En el primer mes de embarazo, agregó el purpurado, "cuando el feto medía entre 0,8 y 1,5 cm, el corazón de Dios comenzó a latir con la fuerza del corazón de María, y Cristo comenzó a utilizar el cordón umbilical para alimentarse a través de su madre, la Inmaculada Virgen. Era totalmente dependiente de un ser humano, pero tenía una total autonomía genética".

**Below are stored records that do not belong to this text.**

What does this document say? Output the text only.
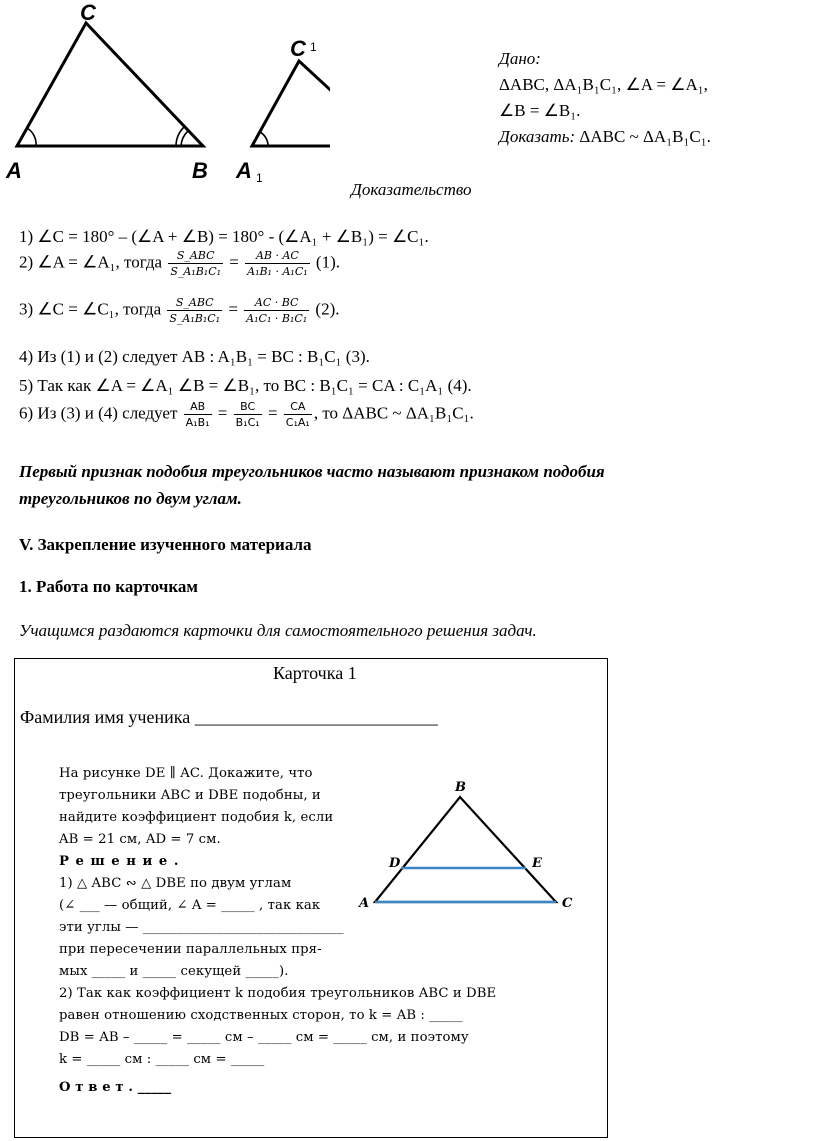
A	B
C
A
C
1
1
Дано:
ΔABC, ΔA₁B₁C₁, ∠A = ∠A₁,
∠B = ∠B₁.
Доказать: ΔABC ~ ΔA₁B₁C₁.
Доказательство
1) ∠C = 180° – (∠A + ∠B) = 180° - (∠A₁ + ∠B₁) = ∠C₁.
2) ∠A = ∠A₁, тогда $\frac{\text{S\_ABC}}{\text{S\_A₁B₁C₁}} = \frac{AB \cdot AC}{\text{A₁B₁ · A₁C₁}} (1)$.
3) ∠C = ∠C₁, тогда $\frac{\text{S\_ABC}}{\text{S\_A₁B₁C₁}} = \frac{AC \cdot BC}{\text{A₁C₁ · B₁C₁}} (2)$.
4) Из (1) и (2) следует AB : A₁B₁ = BC : B₁C₁ (3).
5) Так как ∠A = ∠A₁ ∠B = ∠B₁, то BC : B₁C₁ = CA : C₁A₁ (4).
6) Из (3) и (4) следует $\frac{AB}{\text{A₁B₁}} = \frac{BC}{\text{B₁C₁}} = \frac{CA}{\text{C₁A₁}}$ , то ΔABC ~ ΔA₁B₁C₁.
Первый признак подобия треугольников часто называют признаком подобия
треугольников по двум углам.
V. Закрепление изученного материала
1. Работа по карточкам
Учащимся раздаются карточки для самостоятельного решения задач.
Карточка 1
Фамилия имя ученика ___________________________
На рисунке DE ∥ AC. Докажите, что
треугольники ABC и DBE подобны, и
найдите коэффициент подобия k, если
AB = 21 см, AD = 7 см.
Р е ш е н и е .
1) △ ABC ∾ △ DBE по двум углам
(∠ ___ — общий, ∠ A = _____ , так как
эти углы — ______________________________
при пересечении параллельных пря-
мых _____ и _____ секущей _____).
2) Так как коэффициент k подобия треугольников ABC и DBE
равен отношению сходственных сторон, то k = AB : _____
DB = AB – _____ = _____ см – _____ см = _____ см, и поэтому
k = _____ см : _____ см = _____
О т в е т . _____
B
D	E
A	C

Durante los nueve meses, "el Verbo de Dios" vivió en el líquido amniótico, en la placenta de su madre, para luego nacer en Belén.

El cardenal dijo que "en 2000 años el hombre aprendió muchas cosas y ha dado pasos de gigante en la comprensión de los grandes procesos de la vida humana. Precisamente ahora, que conocemos más al hombre, que la medicina ha penetrado en el secreto de la transmisión de la vida, que avanzamos en la técnica y en la ciencia médica; avancemos también en el respeto de este maravilloso don de Dios".

En este tiempo de Navidad, tomemos conciencia del maravilloso don de la vida. Dios, que se encarnó en un ser humano y habitó entre nosotros, dignificó aún más de este modo a toda persona humana. ¡Feliz Navidad!

Dios se hizo carne de nuestra carne, cuanta alegría y regocijo.